ОН возвращается в туалет. Там у приоткрытого окна уже курят два молодых мужчины.

– Привет! – говорит ОН и подходит к окну. Мужчины расступаются.

– Как насчёт самоволки? – спрашивает ОН и выглядывает в окно.

– Хочешь попробовать? – спрашивает один из парней.

– Поможете?

– А то!

 Свет двух фонарей в отдалении освещают зелёную лужайку перед зданием. ОН ложится на подоконник и пытается рассмотреть, что там под окном. Высота до земли неопределённая, но ОН решает, что не больше полутора-двух метров.

– Я серьёзно, мужики, очень надо. Помогите.

Он сначала садится на подоконник, потом, развернувшись, ложится на него животом, опускает ноги наружу.

Мужчины переглядываются и, удерживая его за руки, молча помогают ему сползти с подоконника наружу. Прежде, чем спрыгнуть, ОН говорит:

– Парни, только полный молчок. Быстрей возвращайтесь в палату. Узнают, что вы помогли мне уйти, пойдёте соучастниками. Я не вернусь. Спасибо, пока.

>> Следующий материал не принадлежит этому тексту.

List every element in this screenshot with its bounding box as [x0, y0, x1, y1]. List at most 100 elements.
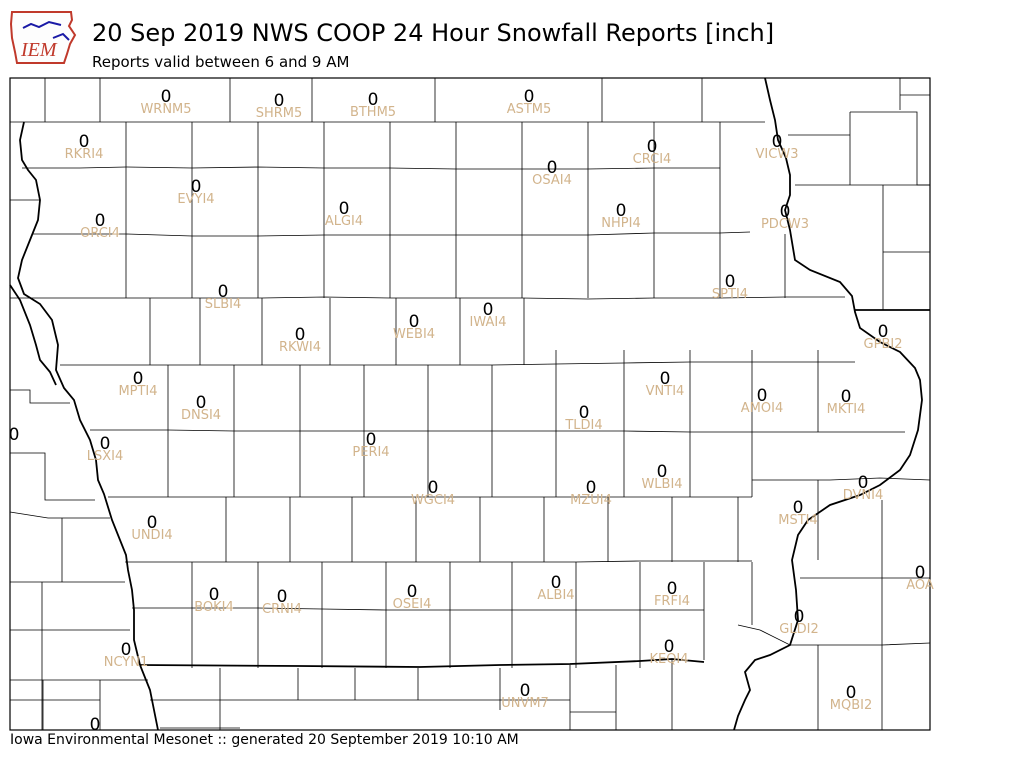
station-id-label: CRNI4	[262, 602, 302, 617]
map-frame	[9, 77, 931, 731]
snowfall-value: 0	[428, 478, 439, 498]
snowfall-value: 0	[121, 640, 132, 660]
station-id-label: DNSI4	[181, 408, 221, 423]
station-id-label: DVNI4	[843, 488, 884, 503]
station-id-label: VICW3	[756, 147, 799, 162]
station-id-label: WEBI4	[393, 327, 435, 342]
station-id-label: WGCI4	[411, 493, 455, 508]
snowfall-value: 0	[616, 201, 627, 221]
station-id-label: UNDI4	[131, 528, 172, 543]
iowa-state-outline-icon: IEM	[9, 11, 77, 64]
station-id-label: WLBI4	[641, 477, 682, 492]
snowfall-value: 0	[858, 473, 869, 493]
page-title: 20 Sep 2019 NWS COOP 24 Hour Snowfall Re…	[92, 19, 775, 47]
snowfall-value: 0	[846, 683, 857, 703]
station-id-label: ASTM5	[507, 102, 552, 117]
page-subtitle: Reports valid between 6 and 9 AM	[92, 53, 350, 71]
station-id-label: KEQI4	[649, 652, 688, 667]
snowfall-value: 0	[725, 272, 736, 292]
station-id-label: UNVM7	[501, 696, 549, 711]
snowfall-value: 0	[551, 573, 562, 593]
snowfall-value: 0	[915, 563, 926, 583]
iem-logo: IEM	[9, 8, 77, 66]
snowfall-value: 0	[757, 386, 768, 406]
snowfall-value: 0	[366, 430, 377, 450]
station-id-label: RKRI4	[65, 147, 104, 162]
footer-credit: Iowa Environmental Mesonet :: generated …	[10, 732, 519, 748]
station-id-label: ALGI4	[325, 214, 363, 229]
station-id-label: TLDI4	[564, 418, 602, 433]
snowfall-value: 0	[95, 211, 106, 231]
snowfall-value-partial: 0	[9, 425, 20, 445]
snowfall-value: 0	[218, 282, 229, 302]
station-id-label: RKWI4	[279, 340, 321, 355]
snowfall-value: 0	[191, 177, 202, 197]
snowfall-value: 0	[664, 637, 675, 657]
station-id-label: PDCW3	[761, 217, 809, 232]
county-grid	[9, 78, 931, 730]
logo-text: IEM	[20, 39, 58, 61]
snowfall-value: 0	[793, 498, 804, 518]
snowfall-value: 0	[667, 579, 678, 599]
station-id-label: NHPI4	[601, 216, 640, 231]
station-id-label: VNTI4	[646, 384, 685, 399]
station-id-label: MKTI4	[827, 402, 866, 417]
snowfall-value: 0	[277, 587, 288, 607]
station-id-label: GLDI2	[779, 622, 818, 637]
station-id-label: MPTI4	[118, 384, 157, 399]
state-borders	[9, 77, 930, 731]
station-id-label: CRCI4	[633, 152, 672, 167]
station-id-label: NCYN1	[104, 655, 149, 670]
station-id-label: WRNM5	[140, 102, 191, 117]
snowfall-value: 0	[547, 158, 558, 178]
snowfall-value: 0	[520, 681, 531, 701]
snowfall-value-partial: 0	[90, 715, 101, 735]
station-id-label: SLBI4	[205, 297, 242, 312]
station-id-label: ORCI4	[80, 226, 120, 241]
station-id-label: FRFI4	[654, 594, 690, 609]
snowfall-value: 0	[147, 513, 158, 533]
station-id-label: OSEI4	[393, 597, 432, 612]
station-id-label: ALBI4	[537, 588, 574, 603]
snowfall-value: 0	[407, 582, 418, 602]
snowfall-value: 0	[161, 87, 172, 107]
snowfall-value: 0	[196, 393, 207, 413]
station-id-label: AMOI4	[741, 401, 783, 416]
snowfall-value: 0	[586, 478, 597, 498]
station-id-label: LSXI4	[87, 449, 124, 464]
snowfall-value: 0	[794, 607, 805, 627]
station-id-label: MQBI2	[830, 698, 872, 713]
snowfall-value: 0	[274, 91, 285, 111]
station-id-label: OSAI4	[532, 173, 572, 188]
snowfall-value: 0	[772, 132, 783, 152]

Спрыгнув, ОН сразу отбегает в сторону от окна, осматривается, прижавшись к стене, и направляется к ближнему углу здания. Выглянув из-за него, видит ярко освещённую площадку перед крыльцом. На ней пусто. Перебежав через прогулочные дорожки на противоположную сторону, оказывается среди декоративного кустарника. Напротив крыльца возвышаются две старых липы с большими кронами. Не зная зачем, ОН добирается до них и с удовольствием вдыхает липовый запах. Прячась за кустами, которые идут полосой за деревьями, ОН пока не знает, что делать дальше. Надежду подаёт въезжающая во двор машина скорой помощи. Мыслительный бульон готовится дать ему очередную команду.

***

Все это восстанавливалось в его памяти под равномерный шум воды, льющейся из крана, и ОН не сразу заметил, как она стала переливаться через бортик ванны. ОН быстро встал, расплёскивая ещё больше воды, закрыл кран и бросился поспешно удалять воду с пола.

Надев халат на мокрое тело, ОН уставился на себя в зеркало. Недавно коротко стриженная, но уже заросшая голова, многодневная щетина на лице, тёмные провалы глаз. По этим признакам ОН предположил, что отсутствовал дома не менее недели. Но вспомнил состояние холодильника, дурной запах как будто снова ударил ему в нос, и ОН, поморщившись, промыл ноздри водой. Нет, не меньше двух-трёх недель провалялся в больнице, заключил ОН.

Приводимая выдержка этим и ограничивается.